I have a bit of a soft spot for Neville, and this made me cry.
I'm so, so impressed that you managed to show someone overcoming adversity in 500 words, but you did, and you did it brilliantly. I think that you really captured the essence of who Neville was and what his insecurities were in the beginning of the series - the emphasis on guilt was especially heart-breaking, because I could absolutely see how the combination of feeling like he was letting his grandfather down and feeling like he was an impostor for being in Gryffindor would lead to him feeling like that.
I also really liked your choice to depict Neville as feeling like he'd failed when he tried to stop Harry, Ron, and Hermione. I know that Dumbledore was trying to tell him that he had showed bravery in standing up to them, but I'd always wondered if Neville got the message. I tend to agree with you - I don't think he did, not really. And the line, Your cowardice stops you from admitting your shame? That's genius. It's so well put.

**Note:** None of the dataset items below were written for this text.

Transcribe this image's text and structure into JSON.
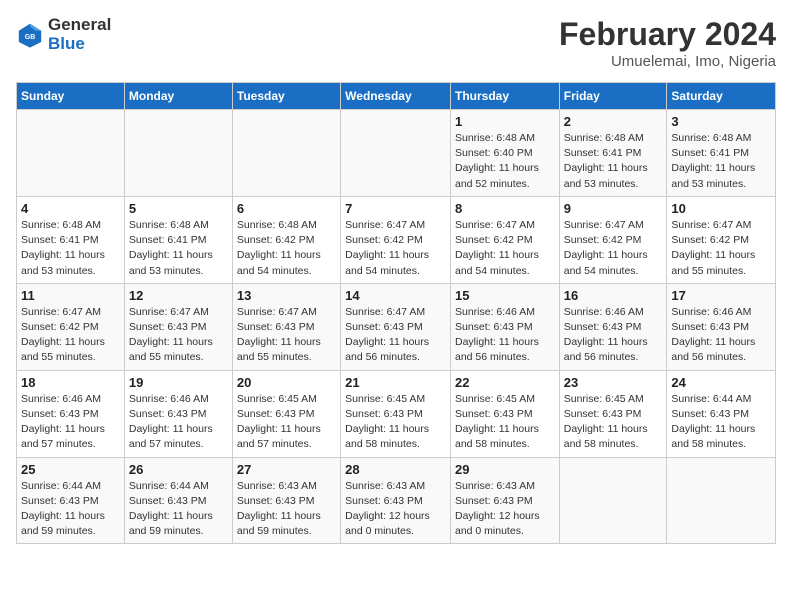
{
  "logo": {
    "line1": "General",
    "line2": "Blue"
  },
  "title": {
    "month_year": "February 2024",
    "location": "Umuelemai, Imo, Nigeria"
  },
  "days_of_week": [
    "Sunday",
    "Monday",
    "Tuesday",
    "Wednesday",
    "Thursday",
    "Friday",
    "Saturday"
  ],
  "weeks": [
    [
      {
        "day": "",
        "info": ""
      },
      {
        "day": "",
        "info": ""
      },
      {
        "day": "",
        "info": ""
      },
      {
        "day": "",
        "info": ""
      },
      {
        "day": "1",
        "info": "Sunrise: 6:48 AM\nSunset: 6:40 PM\nDaylight: 11 hours\nand 52 minutes."
      },
      {
        "day": "2",
        "info": "Sunrise: 6:48 AM\nSunset: 6:41 PM\nDaylight: 11 hours\nand 53 minutes."
      },
      {
        "day": "3",
        "info": "Sunrise: 6:48 AM\nSunset: 6:41 PM\nDaylight: 11 hours\nand 53 minutes."
      }
    ],
    [
      {
        "day": "4",
        "info": "Sunrise: 6:48 AM\nSunset: 6:41 PM\nDaylight: 11 hours\nand 53 minutes."
      },
      {
        "day": "5",
        "info": "Sunrise: 6:48 AM\nSunset: 6:41 PM\nDaylight: 11 hours\nand 53 minutes."
      },
      {
        "day": "6",
        "info": "Sunrise: 6:48 AM\nSunset: 6:42 PM\nDaylight: 11 hours\nand 54 minutes."
      },
      {
        "day": "7",
        "info": "Sunrise: 6:47 AM\nSunset: 6:42 PM\nDaylight: 11 hours\nand 54 minutes."
      },
      {
        "day": "8",
        "info": "Sunrise: 6:47 AM\nSunset: 6:42 PM\nDaylight: 11 hours\nand 54 minutes."
      },
      {
        "day": "9",
        "info": "Sunrise: 6:47 AM\nSunset: 6:42 PM\nDaylight: 11 hours\nand 54 minutes."
      },
      {
        "day": "10",
        "info": "Sunrise: 6:47 AM\nSunset: 6:42 PM\nDaylight: 11 hours\nand 55 minutes."
      }
    ],
    [
      {
        "day": "11",
        "info": "Sunrise: 6:47 AM\nSunset: 6:42 PM\nDaylight: 11 hours\nand 55 minutes."
      },
      {
        "day": "12",
        "info": "Sunrise: 6:47 AM\nSunset: 6:43 PM\nDaylight: 11 hours\nand 55 minutes."
      },
      {
        "day": "13",
        "info": "Sunrise: 6:47 AM\nSunset: 6:43 PM\nDaylight: 11 hours\nand 55 minutes."
      },
      {
        "day": "14",
        "info": "Sunrise: 6:47 AM\nSunset: 6:43 PM\nDaylight: 11 hours\nand 56 minutes."
      },
      {
        "day": "15",
        "info": "Sunrise: 6:46 AM\nSunset: 6:43 PM\nDaylight: 11 hours\nand 56 minutes."
      },
      {
        "day": "16",
        "info": "Sunrise: 6:46 AM\nSunset: 6:43 PM\nDaylight: 11 hours\nand 56 minutes."
      },
      {
        "day": "17",
        "info": "Sunrise: 6:46 AM\nSunset: 6:43 PM\nDaylight: 11 hours\nand 56 minutes."
      }
    ],
    [
      {
        "day": "18",
        "info": "Sunrise: 6:46 AM\nSunset: 6:43 PM\nDaylight: 11 hours\nand 57 minutes."
      },
      {
        "day": "19",
        "info": "Sunrise: 6:46 AM\nSunset: 6:43 PM\nDaylight: 11 hours\nand 57 minutes."
      },
      {
        "day": "20",
        "info": "Sunrise: 6:45 AM\nSunset: 6:43 PM\nDaylight: 11 hours\nand 57 minutes."
      },
      {
        "day": "21",
        "info": "Sunrise: 6:45 AM\nSunset: 6:43 PM\nDaylight: 11 hours\nand 58 minutes."
      },
      {
        "day": "22",
        "info": "Sunrise: 6:45 AM\nSunset: 6:43 PM\nDaylight: 11 hours\nand 58 minutes."
      },
      {
        "day": "23",
        "info": "Sunrise: 6:45 AM\nSunset: 6:43 PM\nDaylight: 11 hours\nand 58 minutes."
      },
      {
        "day": "24",
        "info": "Sunrise: 6:44 AM\nSunset: 6:43 PM\nDaylight: 11 hours\nand 58 minutes."
      }
    ],
    [
      {
        "day": "25",
        "info": "Sunrise: 6:44 AM\nSunset: 6:43 PM\nDaylight: 11 hours\nand 59 minutes."
      },
      {
        "day": "26",
        "info": "Sunrise: 6:44 AM\nSunset: 6:43 PM\nDaylight: 11 hours\nand 59 minutes."
      },
      {
        "day": "27",
        "info": "Sunrise: 6:43 AM\nSunset: 6:43 PM\nDaylight: 11 hours\nand 59 minutes."
      },
      {
        "day": "28",
        "info": "Sunrise: 6:43 AM\nSunset: 6:43 PM\nDaylight: 12 hours\nand 0 minutes."
      },
      {
        "day": "29",
        "info": "Sunrise: 6:43 AM\nSunset: 6:43 PM\nDaylight: 12 hours\nand 0 minutes."
      },
      {
        "day": "",
        "info": ""
      },
      {
        "day": "",
        "info": ""
      }
    ]
  ]
}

But then you showed him joining Dumbledore's Army, and fighting the Ministry, and leading the rebellion at Hogwarts, and finally even killing Nagini - and I loved the progression you showed. It's not like a flip switched in his fifth year where suddenly, he was brave - it kind of felt like a combination of true maturing and fake-it-til-you-make-it, and I loved it.
Tiny, tiny, note, though - weren't Harry and Neville born at about the same time, since Trelawney's prophecy could have applied to Neville as well? You seemed to have him having his birthday mid-year in this, which wouldn't really work if his birthday is in July.
Like I said - super minor. Overall, this was wonderful.
House Cup 2014 Review - Ravenclaw
Author's Response: Aww! I'm sorry for making you cry :'( I cried a little when writing this, at the beginning.
I'm very very happy that you think I captured Neville! As I've grown older, I've connected with Neville more and more, and now he's one of my favourite characters so for you to think that I have an understanding of him, and more importantly, that understanding translates into the story, then that's one of the highest compliments I could be paid as a fanfictioner. Thank you *hugs*
To me, it seemed as if his guilt and his belief that he'd somehow failed in everything had a lot to do with what kept him back. I think maybe in fifth year, when he began to gain some confidence in himself (I think he's probably the only one out of the main cast of characters who liked themselves more in the fifth book) that's when the way he saw himself started to change. And the second person was a really neat way of showing that change.
Gah. Yes, he is definitely seventeen at that point, not eighteen. Go me for rushing! Thank you for pointing that out - I hate canon discrepencies like this!